The old Mac indies have brand names and a benefit of a smoother transition since they were there before the App Store. You and your partner were both influencers in the Mac indie community dating back *2 decades* now, and benefited greatly from the visibility of that: didn't Apple have Halide on the Apple Store phones at some point?

It's very, very, very, hard to get to market, get attention, and get to a competitive wage in the US, just on UX and an iOS app, even with a year or two of patience.

> It's virtually impossible to launch iOS-only today without enough funding that you can ride out the ensuing 1-2 years to also now build out and staff a web app

Not every product needs a web app.

If you absolutely need a web app, and it matters more than an iPhone app then build a web app first.

> The old Mac indies have brand names and a benefit of a smoother transition since they were there before the App Store.

The only real Mac app I've ever shipped came four years after the App Store. If you're going to call out my privilege, I need you to get the details right.

> didn't Apple have Halide on the Apple Store phones at some point?

Yes, after it had gained traction. The pre-install was an amusing distraction that made zero impact on downloads.

> It's very, very, very, hard to get to market, get attention, and get to a competitive wage in the US, just on UX and an iOS app, even with a year or two of patience.

That is a universal problem with building anything, whether it's a native app, web app, or protein shake. However, I'll argue tons more ways to build traction in native apps than web apps, on both a technical and marketing level.

For the record, I'm not "calling out your privilege".

In the stronger tone you've consistently led me to believe you appreciate: I have absolutely no idea what your first mac app being in 2011 has anything to do with what I said, that you might have a slightly skewed perspective on the ability to build a sustainable product on just iOS. I guess that's your way of saying you didn't think you were even getting started / well-known until 13 years ago.

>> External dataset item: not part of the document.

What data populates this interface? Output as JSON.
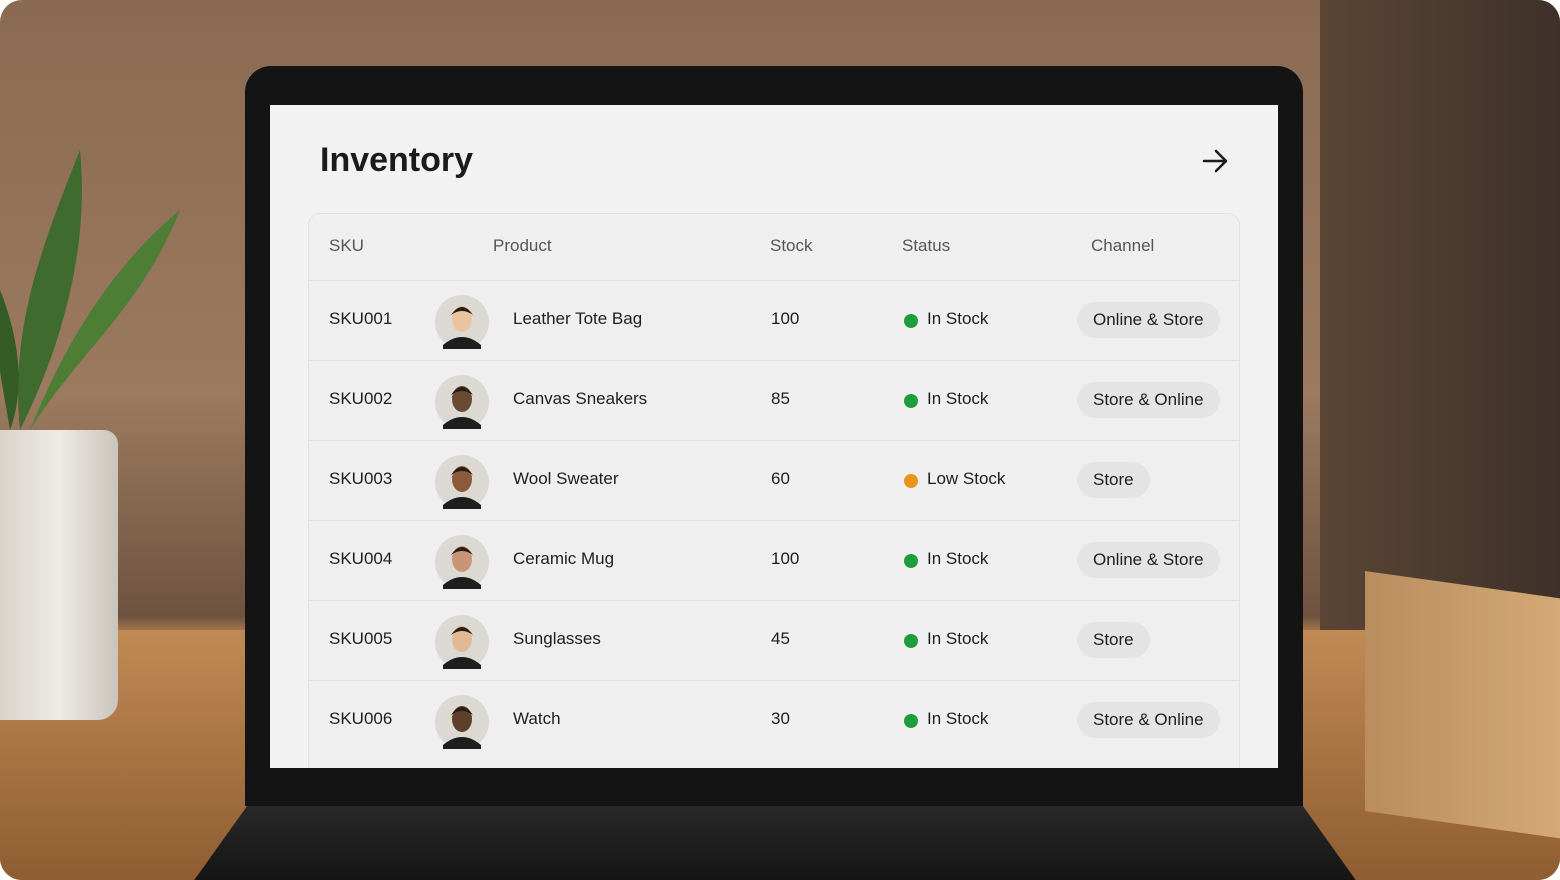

Take it for what it is: someone who benefited greatly from your and a select few others is saying you seem bizarrely myopic when you handwave about "normal people" and "as a consumer". "Prototyping in SwiftUI" made me absolutely cringe. Please try a modern web dev flow, Flutter, probably React Native. Then bizarrely combative coupled with "well if you need web build web" -- oh okay! Good to know an iOS app is enough and rest is irrelevant, unless it isn't.

> I have absolutely no idea what your first mac app being in 2011 has anything to do with what I said,

You literally said, "The old Mac indies have brand names and a benefit of a smoother transition since they were there before the App Store." I told you I was never an old Mac indie. My one Mac project shipped years after the iOS App Store was well established. I am showing you that your whole thesis is just factually wrong.

> "Prototyping in SwiftUI" made me absolutely cringe.

I can't find "prototyping" anywhere in the thread.

> Please try a modern web dev flow, Flutter, probably React Native.

I've tried React Native, and even dug into its implementation. It is exactly the convoluted, leaky abstraction that it looks like. In my spare time, I act as therapist for friends forced to support React Native at work.

> you seem bizarrely myopic when you handwave about "normal people" and "as a consumer".

Google "app vs website usage" and you'll find plenty of data to back up what I'm saying. Or just ask your non-technical friends and family how they use their phones.

> Then bizarrely combative coupled with "well if you need web build web" -- oh okay!

Normal people want apps. Sometimes web apps are better from a logistical perspective; for example, if your product is a party-invite platform, it's easier to send a link to a website than ask everyone to install an app.

What absolutely sucks is building a native app with cross platform tools, for reasons that have been explained to death over the last 15 years. It's the homeopathic medicine of software, and just as much a waste of time to debate with practitioners.